Scientific Reports (Mar 2023)
Weakly supervised label propagation algorithm classifies lung cancer imaging subtypes
Abstract
Abstract Aiming at the problems of long time, high cost, invasive sampling damage, and easy emergence of drug resistance in lung cancer gene detection, a reliable and non-invasive prognostic method is proposed. Under the guidance of weakly supervised learning, deep metric learning and graph clustering methods are used to learn higher-level abstract features in CT imaging features.

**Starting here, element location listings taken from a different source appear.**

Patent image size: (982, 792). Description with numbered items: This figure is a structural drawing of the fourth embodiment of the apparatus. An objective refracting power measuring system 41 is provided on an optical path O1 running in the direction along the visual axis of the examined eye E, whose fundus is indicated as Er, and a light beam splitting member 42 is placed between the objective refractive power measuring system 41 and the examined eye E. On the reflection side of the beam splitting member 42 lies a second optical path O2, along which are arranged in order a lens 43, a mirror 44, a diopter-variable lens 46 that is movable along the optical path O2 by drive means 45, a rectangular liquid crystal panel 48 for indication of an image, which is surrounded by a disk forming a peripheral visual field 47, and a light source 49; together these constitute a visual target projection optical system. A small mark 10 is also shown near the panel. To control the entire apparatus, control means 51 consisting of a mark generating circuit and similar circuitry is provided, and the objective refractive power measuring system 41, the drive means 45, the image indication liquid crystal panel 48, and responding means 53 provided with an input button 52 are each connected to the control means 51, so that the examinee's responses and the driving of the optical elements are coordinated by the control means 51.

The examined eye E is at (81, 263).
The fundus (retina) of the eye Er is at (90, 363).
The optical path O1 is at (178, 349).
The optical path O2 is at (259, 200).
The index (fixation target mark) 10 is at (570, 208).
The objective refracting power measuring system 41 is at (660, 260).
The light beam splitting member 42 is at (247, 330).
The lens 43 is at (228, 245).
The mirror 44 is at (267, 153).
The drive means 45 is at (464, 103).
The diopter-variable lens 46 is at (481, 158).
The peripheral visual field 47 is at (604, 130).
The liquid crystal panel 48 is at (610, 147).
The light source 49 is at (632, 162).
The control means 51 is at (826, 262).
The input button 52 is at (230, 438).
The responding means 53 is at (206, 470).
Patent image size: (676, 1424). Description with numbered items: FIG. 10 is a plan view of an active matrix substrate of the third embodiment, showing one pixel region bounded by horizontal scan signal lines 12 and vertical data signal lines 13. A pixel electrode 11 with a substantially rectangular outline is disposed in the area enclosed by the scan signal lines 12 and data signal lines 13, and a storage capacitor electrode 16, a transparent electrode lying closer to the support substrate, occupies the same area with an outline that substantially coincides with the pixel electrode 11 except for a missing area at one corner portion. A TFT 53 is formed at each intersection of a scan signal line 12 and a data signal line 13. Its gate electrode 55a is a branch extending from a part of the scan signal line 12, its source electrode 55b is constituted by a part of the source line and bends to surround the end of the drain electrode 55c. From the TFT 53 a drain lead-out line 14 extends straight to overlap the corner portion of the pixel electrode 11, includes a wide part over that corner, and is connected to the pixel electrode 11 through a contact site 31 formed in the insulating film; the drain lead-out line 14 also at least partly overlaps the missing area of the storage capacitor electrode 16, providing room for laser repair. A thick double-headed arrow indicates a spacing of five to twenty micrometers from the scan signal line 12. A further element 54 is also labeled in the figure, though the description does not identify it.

The unlabeled data is dynamically updated through the k-nearest label update strategy, and the unlabeled data is transformed into weak label data and continue to update the process of strong label data to optimize the clustering results and establish a classification model for predicting new subtypes of lung cancer imaging. Five imaging subtypes are confirmed on the lung cancer dataset containing CT, clinical and genetic information downloaded from the TCIA lung cancer database. The successful establishment of the new model has a significant accuracy rate for subtype classification (ACC = 0.9793), and the use of CT sequence images, gene expression, DNA methylation and gene mutation data from the cooperative hospital in Shanxi Province proves the biomedical value of this method. The proposed method also can comprehensively evaluate intratumoral heterogeneity based on the correlation between the final lung CT imaging features and specific molecular subtypes.